Allerdings wirken Ernestollah, Jozy und Thoms’n bestimmt nicht wie die geknechteten Erfüllungsgehilfen einer monomanischen Vision, die nicht den Mund aufkriegen, wenn sich der ANSTALTsleiter einmal vertut. Die Band beweist auch ein sicheres Händchen für Coverversionen, so wurde etwa „Return of the rat“ von den WIPERS dem Repertoire wirklich gekonnt einverleibt. Auf „Knives“, dem jüngsten Vinylstreich, besticht neben „1-2-3-4-Fuck“ („Do you like the way I touch your sister / I fuck, I fuck the smashing system!“), „Inget djävla glin“, das Cover einer eher wenig bekannten schwedischen Band namens ARABENS ANUS. Gitarrist Jozy schwärmt von deren Teenpunk-Lyrics und unterstellt ungleich bekannteren Punkprotagonisten von Weltruf eine nähere Wahrnehmung der Anfang der Achtziger in Göteburg zu verortenden Obskuranten. „BAD RELIGION haben die sicher gekannt, es klingt, als hätten sie alles von denen gefladert.“ (fladern – österr. für stehlen, Anm.)

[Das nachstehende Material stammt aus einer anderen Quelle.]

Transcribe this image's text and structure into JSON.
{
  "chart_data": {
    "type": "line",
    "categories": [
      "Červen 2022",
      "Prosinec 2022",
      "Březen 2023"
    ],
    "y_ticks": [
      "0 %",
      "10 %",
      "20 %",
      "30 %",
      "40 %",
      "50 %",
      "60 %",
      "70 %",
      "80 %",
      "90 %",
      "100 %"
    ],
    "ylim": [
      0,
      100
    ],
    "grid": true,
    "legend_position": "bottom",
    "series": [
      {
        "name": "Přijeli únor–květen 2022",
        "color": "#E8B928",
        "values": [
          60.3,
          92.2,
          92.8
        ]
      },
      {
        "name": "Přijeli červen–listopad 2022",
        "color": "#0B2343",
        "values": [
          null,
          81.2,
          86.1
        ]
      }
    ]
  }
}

Doch damit der Erwachsenenbildung nicht genug – als zweiten Bonus-Song für die neue Vinylversion ihrer EP „Excalibur“ haben ANSTALT neben dem COSMIC PSYCHOS-Cover den Song „Suya giden alli gelin“ eingespielt, im Original von der türkischen (!) Sixties-Band CEM KARACA & APASLAR. Das Intro des Stücks ist ganz eindeutig und ohne jeglichen Zweifel die musikalische „Inspirationsquelle“ von „Holidays in Cambodia“ der DEAD KENNEDYS. Womöglich errötet ja Jello Biafra (oder doch East Bay Ray?) in aller Noblesse, wenn er das jemals lesen sollte. Wieder eine Subkulturikone unerschrocken entlarvt by ANSTALT. Anyway, Dan scheucht den Chor aus dem zum Studio umfunktionierten Proberaum, Türkisch singt sich’s wahrscheinlich doch besser alleine. Für die interessierte (Punk-)Welt außerhalb Erdbergs und Wiens bleibt zu hoffen, dass ANSTALT ihren Shit weiterhin so together behalten, wie es derzeit den Anschein hat und es ihre wirklich superben Platten wie „Knives“ vermuten lassen. Denn so ein heftiger Hausbesuch der ANSTALT (mit Instrumenten!) sorgt garantiert für erhöhte Zufriedenheit!